As my girlfriend and I blocked out the white noise from the men and began our girl talk, she interrupted my bitch session and said, “Remind me to order pizza
before we leave. Oh, and I gotta pick up milk too.” I looked at her and said, “Are you fucking kidding me? Here we are at happy hour and you are slipping back to Betty Crocker mode and worrying about dinner.” As I took a sip of my drink, I ordered another cosmo for myself and a dirty martini for her. I looked at her and said, “You’re not ordering a damn pizza or picking up milk. It’s Friday and they can fend for themselves.” As I was drowning Betty Crocker with the vodka, the Gloria Steinem in me was emerging and I said, “Tonight we are starting a revolution. If anyone asks the forbidden question of what’s for dinner, we will look at them and say, ‘Make your own damn dinner!’” Just then, my cell phone rang, I looked to see who was calling and, of course, it was my son. I said to my girlfriend, “Let the games begin.”

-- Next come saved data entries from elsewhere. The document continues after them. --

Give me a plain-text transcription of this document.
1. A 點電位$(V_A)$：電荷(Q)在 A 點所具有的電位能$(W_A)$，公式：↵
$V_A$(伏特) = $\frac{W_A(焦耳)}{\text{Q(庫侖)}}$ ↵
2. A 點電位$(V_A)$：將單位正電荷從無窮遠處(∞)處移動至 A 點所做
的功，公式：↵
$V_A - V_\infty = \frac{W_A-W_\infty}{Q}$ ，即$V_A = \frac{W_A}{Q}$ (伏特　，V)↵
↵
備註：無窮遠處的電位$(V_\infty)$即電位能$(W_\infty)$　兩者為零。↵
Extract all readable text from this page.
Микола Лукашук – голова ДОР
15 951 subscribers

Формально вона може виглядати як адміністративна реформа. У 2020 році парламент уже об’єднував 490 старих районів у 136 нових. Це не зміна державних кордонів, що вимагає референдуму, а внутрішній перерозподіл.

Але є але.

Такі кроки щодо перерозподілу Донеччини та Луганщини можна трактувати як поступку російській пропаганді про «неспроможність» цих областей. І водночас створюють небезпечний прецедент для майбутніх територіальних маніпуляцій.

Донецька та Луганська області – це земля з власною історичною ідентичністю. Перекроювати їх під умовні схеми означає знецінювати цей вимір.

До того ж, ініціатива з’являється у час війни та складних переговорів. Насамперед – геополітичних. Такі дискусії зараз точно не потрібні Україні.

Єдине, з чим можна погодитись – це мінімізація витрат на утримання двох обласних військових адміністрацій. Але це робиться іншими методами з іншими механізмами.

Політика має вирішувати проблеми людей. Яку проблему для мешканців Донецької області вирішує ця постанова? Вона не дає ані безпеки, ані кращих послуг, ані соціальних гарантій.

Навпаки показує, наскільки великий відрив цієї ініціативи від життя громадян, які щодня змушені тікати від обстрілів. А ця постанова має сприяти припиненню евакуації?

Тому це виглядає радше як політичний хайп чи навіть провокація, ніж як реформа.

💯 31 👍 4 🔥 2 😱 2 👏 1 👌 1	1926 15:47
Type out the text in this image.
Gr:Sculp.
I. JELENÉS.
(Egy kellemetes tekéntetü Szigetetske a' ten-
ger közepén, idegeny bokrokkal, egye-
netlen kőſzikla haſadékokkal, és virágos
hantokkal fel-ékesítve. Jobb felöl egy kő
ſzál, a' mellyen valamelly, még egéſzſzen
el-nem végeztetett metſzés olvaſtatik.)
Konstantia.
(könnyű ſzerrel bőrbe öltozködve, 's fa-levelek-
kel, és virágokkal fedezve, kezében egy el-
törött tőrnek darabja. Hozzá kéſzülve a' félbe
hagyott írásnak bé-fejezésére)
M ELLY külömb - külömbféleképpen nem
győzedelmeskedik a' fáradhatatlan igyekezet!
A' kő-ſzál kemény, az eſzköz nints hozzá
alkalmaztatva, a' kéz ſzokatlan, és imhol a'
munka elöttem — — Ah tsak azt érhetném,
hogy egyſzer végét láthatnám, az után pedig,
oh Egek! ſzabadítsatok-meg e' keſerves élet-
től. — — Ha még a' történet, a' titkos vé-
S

I picked up the phone and said, “Yup.” And he said, “Where are you, are you cooking tonight?” My response: “I’m out, I’m not cooking. So make your own damn dinner!” and I hung up the phone. My girlfriend started laughing her ass off and I said, “If he calls back I’ll do what he does to me, I won’t answer the phone. Asking a mother if she is cooking is grounds for an old fashion beating if I say so myself! Even if you’re starving you never ask your mother if she is cooking. Yup- tonight’s dinner is one of my all time favorites, ‘make your own damn dinner’ and if no one likes it, it’s too damn bad!”
Yes, the Betty Crocker days are long behind us, but it seems like it’s something we always have to deal with. “Make your own damn dinner” wouldn’t ever have to be said if the cries from Betty Crocker weren’t real. We all feel Betty’s pain, but we don’t have to suffer in silence anymore. If we want to cook we cook. If we don’t… well, then we won’t! Let’s face it, all that cooking back in the day left us feeling so unappreciated at times because no one gave a damn about how much time and effort we put into it. Same thing with cleaning; we bust our asses cleaning the floor like Cinderella and our husbands walk in with dirty work boots with no regard that we just cleaned.
Looking back in time, all mother’s suffered the pain from Betty; devoting their lives to cooking and cleaning all because they were in Betty Crocker mode, the silent
killer. Yet if they allowed the Gloria Steinem side of themselves to emerge, they wouldn’t have had to suffer though their life one meal at a time, satisfying the needs of others and not themselves. This way of life made them become what I call a “Bitchy Betty Crocker”… and that’s one bitch I refuse to be.
After that, my girlfriend said, “Well, you sold me on that one! I’m not bringing home a pizza or stopping for milk anymore, they can make their own damn dinner. Now let’s order some food!”
As the vodka flowed and the conversation with lots of laughs filled the air, I scanned the restaurant and noticed that we weren’t alone anymore. There were now two tables near the bar filled with women and the men were outnumbered. Seems like we all had the same idea for tonight; to put Betty Crocker where she belongs, in B.C.—and tell everyone to, “Make your own damn dinner.”